Exercises that are Safe on Your Lower Back

Exercises that are Safe on Your Lower BackHey, we’ve all been there, you’re sitting at your desk all day and begin noticing constant low back pain. While you may think this pain is most likely just a muscle cramp, your condition can continue to worsen without seeking treatment.

Our team understands chronic low back pain can make exercising more difficult, however it is important to keep moving! Avoid sedentary activities such as sitting or lying down for long periods. Below are a few exercises we recommend to help with your low back pain:

The Knee-to-Chest Stretch

Lie on your back with your knees bent, feet flat on the floor. Tighten your stomach muscles and bring one knee to your chest. Hold for 5 seconds and then lower your leg. Do 10 reps and then switch legs. If it hurts your back, place a towel or pillow under your knee.

Cat-Cow Pose

To do this stretch, start in a kneeling position with your buttocks resting on your heels and place your hands on the floor in front of you. When you are ready to begin, inhale deeply and arch your upper back towards the ceiling like a cat stretching. As you exhale, round your back and tuck your chin towards your chest. This is one repetition.

Pelvic Tilts

Pelvic tilts are a simple exercise that you can do anywhere. Lie on your back with your knees bent, feet flat on the floor, and your arms at your sides. Then flatten your back against the floor by tightening your stomach muscles and pressing down on the small of your back. To relax, release the muscles in your stomach. Repeat several times.

Knee Rolls

Lie on your back with your knees bent and feet flat on the floor, hip-width apart. Slowly roll your knees from side to side for about 30 seconds, keeping your hips flat on the floor and making sure you don’t rotate your spine during this exercise. Repeat this movement about 10 times for each side for the best results.

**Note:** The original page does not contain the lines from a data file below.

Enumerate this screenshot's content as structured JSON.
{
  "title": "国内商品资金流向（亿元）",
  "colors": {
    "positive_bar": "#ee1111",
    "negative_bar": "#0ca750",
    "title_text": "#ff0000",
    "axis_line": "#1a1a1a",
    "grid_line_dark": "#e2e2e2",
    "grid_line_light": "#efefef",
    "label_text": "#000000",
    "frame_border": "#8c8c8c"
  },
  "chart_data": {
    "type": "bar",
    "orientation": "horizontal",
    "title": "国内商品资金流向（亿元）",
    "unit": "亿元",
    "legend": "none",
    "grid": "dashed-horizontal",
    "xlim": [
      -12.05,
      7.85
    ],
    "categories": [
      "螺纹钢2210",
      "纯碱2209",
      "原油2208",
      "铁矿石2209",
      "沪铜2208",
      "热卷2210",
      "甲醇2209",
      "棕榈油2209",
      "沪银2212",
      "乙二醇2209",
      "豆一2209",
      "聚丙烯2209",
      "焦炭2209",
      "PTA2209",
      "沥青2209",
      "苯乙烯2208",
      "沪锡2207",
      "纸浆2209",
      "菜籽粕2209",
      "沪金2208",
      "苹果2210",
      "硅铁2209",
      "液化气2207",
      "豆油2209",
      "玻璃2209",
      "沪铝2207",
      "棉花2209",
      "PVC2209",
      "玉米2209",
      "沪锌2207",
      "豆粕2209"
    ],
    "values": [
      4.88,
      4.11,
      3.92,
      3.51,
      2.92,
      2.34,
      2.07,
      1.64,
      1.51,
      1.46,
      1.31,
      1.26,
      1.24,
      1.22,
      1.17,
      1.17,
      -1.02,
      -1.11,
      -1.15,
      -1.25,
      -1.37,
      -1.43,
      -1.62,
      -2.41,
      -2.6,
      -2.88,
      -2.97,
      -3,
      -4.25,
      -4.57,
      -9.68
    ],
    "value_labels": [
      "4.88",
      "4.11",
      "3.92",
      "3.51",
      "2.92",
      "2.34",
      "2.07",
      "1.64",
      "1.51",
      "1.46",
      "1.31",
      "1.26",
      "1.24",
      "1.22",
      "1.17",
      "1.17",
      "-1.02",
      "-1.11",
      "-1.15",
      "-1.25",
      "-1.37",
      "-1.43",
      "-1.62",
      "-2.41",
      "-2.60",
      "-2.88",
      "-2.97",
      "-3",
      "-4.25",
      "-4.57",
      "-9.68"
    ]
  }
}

Standing Hamstring Stretch

Stand with your feet hip-width apart, and bend forward at the waist. Keep your knees slightly bent so you don’t hyperextend them. Bend at the hips, not the waist. When you feel a stretch in the backs of your thighs, hold that position for 20 seconds.

Child’s Pose

Begin on your hands and knees with your knees wide apart. Lower your bottom back toward your heels as you reach your arms out in front of you. Rest your forehead on the ground and breathe deeply for one to three minutes, depending on your level of flexibility.

Supermans

Lie on your stomach with your arms extended overhead. Squeeze your buttocks, then lift your arms and legs off the floor so that only your belly button is touching the floor. Hold this position for up to 45 seconds, then return to the start position. Do 2-3 sets of 10 repetitions each day.

Plank

Get into a push-up position on the floor. Bend your elbows 90 degrees and rest your weight on your forearms. Your elbows should be directly beneath your shoulders, and your body should form a straight line from head to feet. Brace your core by contracting your abs as if you were about to be punched in the gut. Hold this position for 10 seconds, then relax. Repeat 10-20 times.

A good rule of thumb is to always pay attention to your body and if you are feeling different pains or movements at a certain point during the exercise, stop and consult a professional before continuing. Our goal is to provide individualized treatment for your low back pain. If you have questions regarding which exercises are best for your body, contact Spine and Injury Medical Center today!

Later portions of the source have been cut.